1 What’s different about Berkeley for our clients? 

It’s a question I get asked a lot in the business development aspect of my job - “Why Berkeley?”. There are lots of things we bring that all consulting firms will also say they bring – experience, methods, drive, organisation, insight. I think for our clients – and you should ask them not me – the main difference is our sole focus on doing the right thing for them, not for ourselves.

All too often we find consulting firms put their own interests ahead those of the client; they avoid the really knotty issues; they hide behind engagement letters; they get most excited about selling more work. We just don’t approach the world like that. We’ve designed our business so we can be trusted to act in the long-term interests of our clients. For example, none of us at Berkeley, the partners included, have individual sales targets. We reward our people based on the quality of what they do, not what they sell.

The other big difference is our specialism is operating across many specialisms. We span the strategy to delivery lifecycle and can bridge multiple disciplines. Most other consultancies deploy deep specialists, which in many cases is exactly what’s needed. But when our clients have a knotty challenge often with ambiguous boundaries and need to think across many drivers and constraints, that’s our sweet spot.


2 What’s the most important thing you learned at Berkeley?

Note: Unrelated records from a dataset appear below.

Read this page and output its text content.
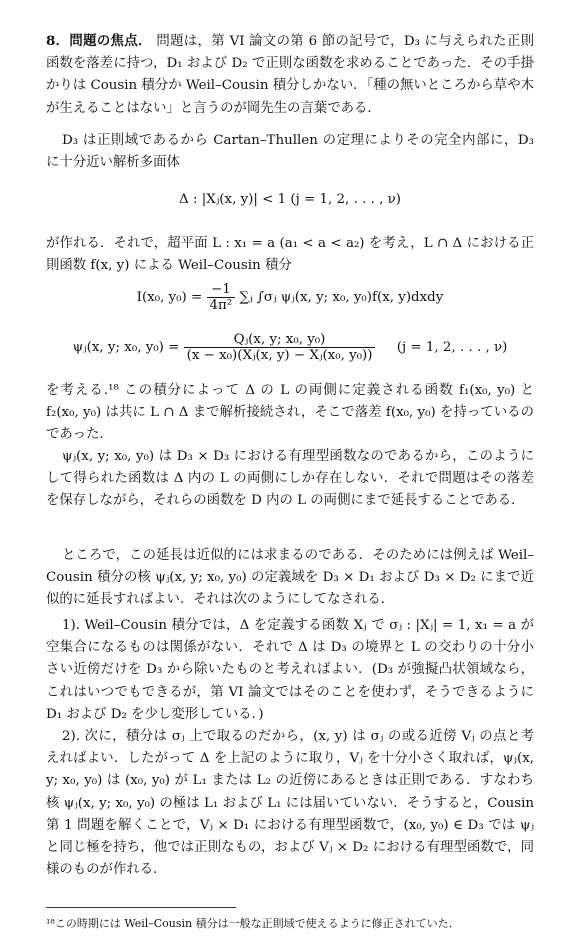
8．問題の焦点． 問題は，第 VI 論文の第 6 節の記号で，D₃ に与えられた正則函数を落差に持つ，D₁ および D₂ で正則な函数を求めることであった．その手掛かりは Cousin 積分か Weil–Cousin 積分しかない．「種の無いところから草や木が生えることはない」と言うのが岡先生の言葉である．
D₃ は正則域であるから Cartan–Thullen の定理によりその完全内部に，D₃ に十分近い解析多面体
Δ : |Xⱼ(x, y)| < 1 (j = 1, 2, . . . , ν)
が作れる．それで，超平面 L : x₁ = a (a₁ < a < a₂) を考え，L ∩ Δ における正則函数 f(x, y) による Weil–Cousin 積分
I(x₀, $y_0) = \frac{-1}{\text{4π²}}$ ∑ⱼ ∫σⱼ ψⱼ(x, y; x₀, y₀)f(x, y)dxdy
ψⱼ(x, y; x₀, $y_0) = \frac{\text{Qⱼ(x, y; x₀, y₀)}}{\text{(x − x₀)(Xⱼ(x, y) − Xⱼ(x₀, y₀))}} (j = 1$, 2, . . . , ν)
を考える.¹⁸ この積分によって Δ の L の両側に定義される函数 f₁(x₀, y₀) と f₂(x₀, y₀) は共に L ∩ Δ まで解析接続され，そこで落差 f(x₀, y₀) を持っているのであった．
ψⱼ(x, y; x₀, y₀) は D₃ × D₃ における有理型函数なのであるから，このようにして得られた函数は Δ 内の L の両側にしか存在しない．それで問題はその落差を保存しながら，それらの函数を D 内の L の両側にまで延長することである．
ところで，この延長は近似的には求まるのである．そのためには例えば Weil–Cousin 積分の核 ψⱼ(x, y; x₀, y₀) の定義域を D₃ × D₁ および D₃ × D₂ にまで近似的に延長すればよい．それは次のようにしてなされる．
1). Weil–Cousin 積分では，Δ を定義する函数 Xⱼ で σⱼ : |Xⱼ| = 1, x₁ = a が空集合になるものは関係がない．それで Δ は D₃ の境界と L の交わりの十分小さい近傍だけを D₃ から除いたものと考えればよい．(D₃ が強擬凸状領域なら，これはいつでもできるが，第 VI 論文ではそのことを使わず，そうできるように D₁ および D₂ を少し変形している．)
2). 次に，積分は σⱼ 上で取るのだから，(x, y) は σⱼ の或る近傍 Vⱼ の点と考えればよい．したがって Δ を上記のように取り，Vⱼ を十分小さく取れば，ψⱼ(x, y; x₀, y₀) は (x₀, y₀) が L₁ または L₂ の近傍にあるときは正則である．すなわち核 ψⱼ(x, y; x₀, y₀) の極は L₁ および L₁ には届いていない．そうすると，Cousin 第 1 問題を解くことで，Vⱼ × D₁ における有理型函数で，(x₀, y₀) ∈ D₃ では ψⱼ と同じ極を持ち，他では正則なもの，および Vⱼ × D₂ における有理型函数で，同様のものが作れる．
¹⁸この時期には Weil–Cousin 積分は一般な正則域で使えるように修正されていた．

The most important thing I’ve learnt at Berkeley is that it’s basically all about great people. If I look back across all the assignments I’ve been involved in, it’s the quality of the people that’s been the biggest driver of success. Yes, there are methods and tools. Yes, there are templates. Yes, there is governance. But it’s people and how they work together that gets things done. Whether it’s being a member of a team or leading a team the number one focus always needs to be on the quality of the people you’re working with. Closely related is creating an environment in which people can be their best. I’ve seen a small number of brilliant people do amazing things.

Do they have the right skills for the job? Do they want to develop and listen? Are they self-aware enough to give and take feedback in a constructive way? Do they put the team before themselves? Can they keep calm when things get heated?

You can go a long way with great people.

3 What might people be interested in knowing about you?

Outside of work I’m a bit of a DIY geek. Over the years I’ve had a go at most things around the house, with one or two things taking a bit longer than they should! I’ll try pretty much anything apart from meddling with gas and going up-stream of the consumer unit.

I’ve amassed a range of power tools, my favourite being a Festool Rail Saw – pure engineering beauty for cutting perfectly straight lines in sheet materials (is that geeky enough for you?) Sadly, I barely have the time to do much DIY but the various trades people we use really love it when I quiz them about what they’re doing or I take an unhealthy interest in their power tools. In procurement it’s called being an intelligent buyer – I’m sure that’s what the trades people mutter under their breath!

My most recent powertool purchase was a bench pillar drill, with laser guide, which is great. I’ve been toying with whether to buy a new compound mitre saw but I probably need a new flooring project to justify the investment.

All a far cry from the day job world of PowerPoint, Zooms and Outlook!